例の扉の前に着いて俺達はいざ扉を開こうと気持ちを落ち着けていた。
「い、いよいよ帰るんだよね?」
「本当に帰れればいいんですが……」
俺の両隣で音姉と由夢がくっついていた。まあ、不安になる気持ちはわかるけど、若干くっつきすぎやしないか?
「ああ、この後もまた別の世界ってのはマジ勘弁してほしいぜ……」
「ふははは! よいではないか。むしろ心躍ると思わんか?」
「それはあんただけよ」
「今度こそ無事に帰れることを祈りますわ」
そうなってほしいぜ、本当に。
「よっしゃ! いざ、俺達の自由の都へ!」
坂本が率先して扉を開け、中へと飛び込んでいった。そんなに翔子さんから逃げたかったのか?
「そういえば、秀吉は大丈夫なの? 木下さんの方はともかく、ご両親は?」
「む? それは大丈夫じゃ。親には男を磨くために旅に出ると言ってきたからの」
「さぞ、泣いていたんだろうね。秀吉の両親」
「何故わかるのじゃ? 何故か両親共に泣いておったのじゃが」
「まあ、気持ちはわかるよ。以前の僕にもそれを聞かせたら血の涙を流しただろうね、ムッツリーニのように」
「…………(ドバドバドバ)」
明久の言う通り、土屋は血の涙を流していた。ご両親が涙した理由もなんとなく納得できる。

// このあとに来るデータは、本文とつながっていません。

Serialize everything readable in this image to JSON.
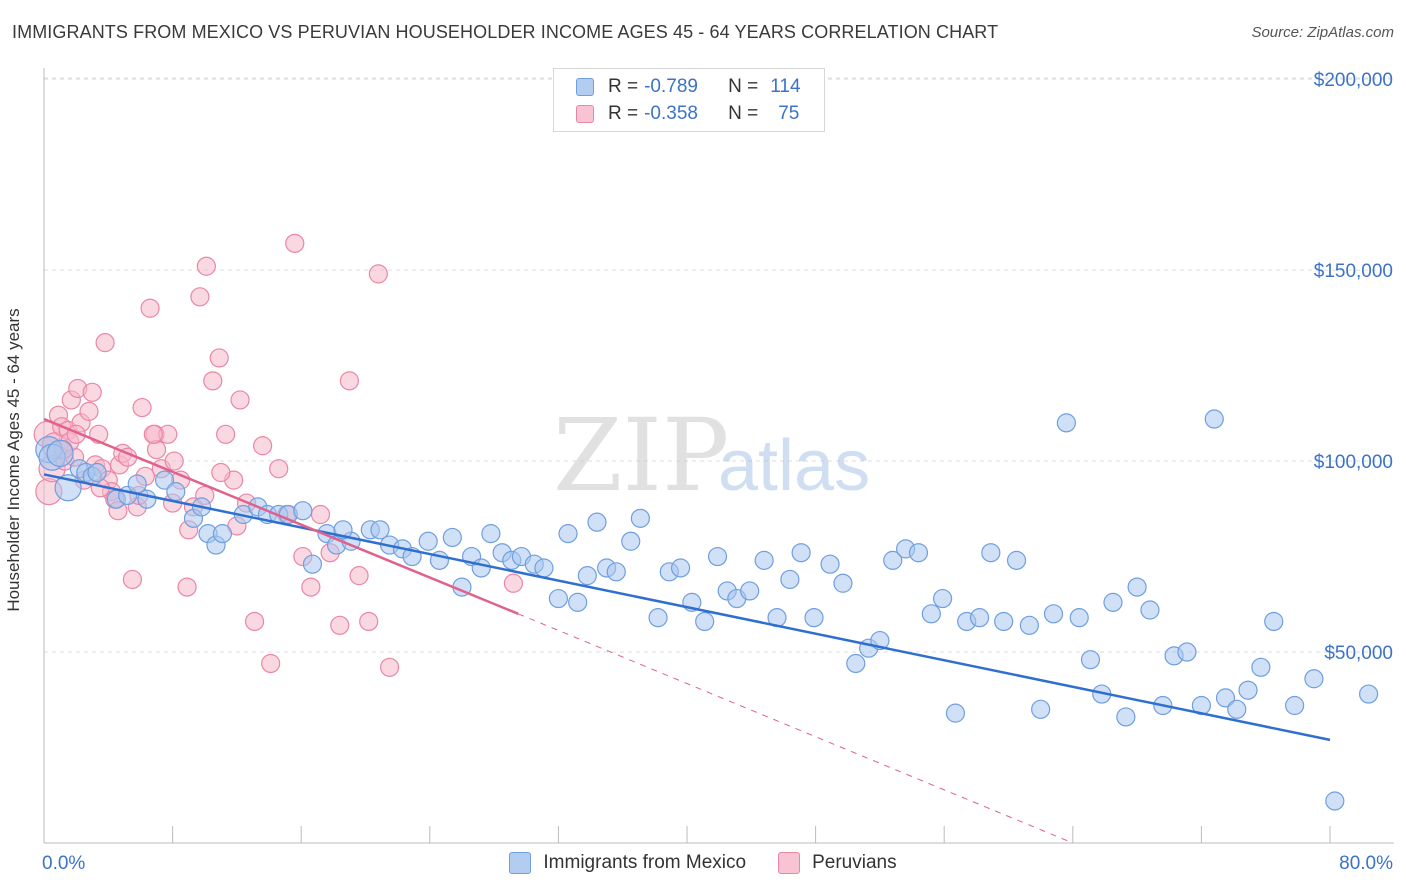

外見はどうみても女の子にしか見えない奴が男らしくって言われたらそりゃあ……なぁ。
「して、明久の方はどうなんじゃ?」
「う……とりあえず、置き手紙していったよ」
「なんと書いたのじゃ?」
「『幸せをつかむために、家出をします』って」
「それはなんとも直球じゃのう」
今頃玲さんはそれを読んで怒り心頭だろうな。
「では、儂らも行くかの」
「うん!」
「……いざ、新たな地へ」
そして明久達も扉の中へと入っていった。
「……ちゃんと戻ってくれよ」
俺も祈りながらみんな一緒に扉の中へと入っていった。同時に、目の前が真っ白になった。
「………………ん?」
「あ、目が覚めた?」
目を開けると、目の前にはさくらさんの顔が見えた。
そして周りを見ると、どことなく和風な雰囲気が漂う学園長室……間違いなく風見学園だ。
となると、俺達は帰ってきたっていうことか。
「あの、さくらさん……今何日なんですか?」
「12月23日。クリパが始まったばかりだよ」
「え?」
ちょっとおかしく感じた。俺達が過去の風見学園に行ってから随分とたっている。
更に明久のいた世界にも行った日を含めると一週間はいなくなったはずだ。向こうに行った時間とこっちの時間の流れは同じくらいだったはずなのに、ちょっとおかしかった。
ひょっとして、アレは……全部夢なのか?
「夢じゃないよ」
俺の心を読んだかのように、さくらさんが呟いた。
「あれは僕の見た夢だけど……あれもまた、義之君たちにとっての、ひとつの現実。無数に広がる可能性のうちのひとつだよ」
「えっと……」
さくらさんの言葉はイマイチよくわからない。
とりあえず、あれはあれでまた現実に起きたことってことかな?
「まあ、いいか」
こちらではどうあれ、あれは俺達が体験した物語のひとつなんだ。
俺はそれを忘れてなければいい。
「そういえば、俺がいるってことは、明久達はどうなったんだろう?」
「多分、別々の場所で目が覚めてるはずだよ。どんな状況下で覚めたかまではわからないけど」
「そうか。俺が今こうして目が覚めたのなら多分あいつらもそのうち──」
『ちょっと明久君! 今の台詞の真意を聞きたいんだけどー!?』
『明久君! この娘が一体誰なのか話してくれるよね!』
『だー! お願いだからまずは話を聞いて! 腕がちぎれるから!』
『……雄二、今すぐデート』
『何故だああぁぁぁぁ!? 何故翔子がこっちに来てるんだ!? 影ひとつ見当たらなかったはずだろ!』
『愛さえあれば私は世界でもなんでも越える』
『俺に安息の地はないのかああぁぁぁぁ!』
「………………」
とりあえず、ちゃんと明久達も戻ってきているようだ。若干予想外の人物もいた気がするけど。
「……とりあえず、俺は教室戻るか」
あまり時間がたってないとはいえ、委員長の機嫌が悪くなってる可能性が否めない。
ほんの少し時間が空けたからといって、本番前にうろついてたら真面目な委員長が何も言わないはずがない。
「あ、そうだ。さくらさん」
「ん?」
大切なことを言い忘れてた。俺はすこし溜めてから一言、
「……ただいま」
家族である、大切な人への……一言を。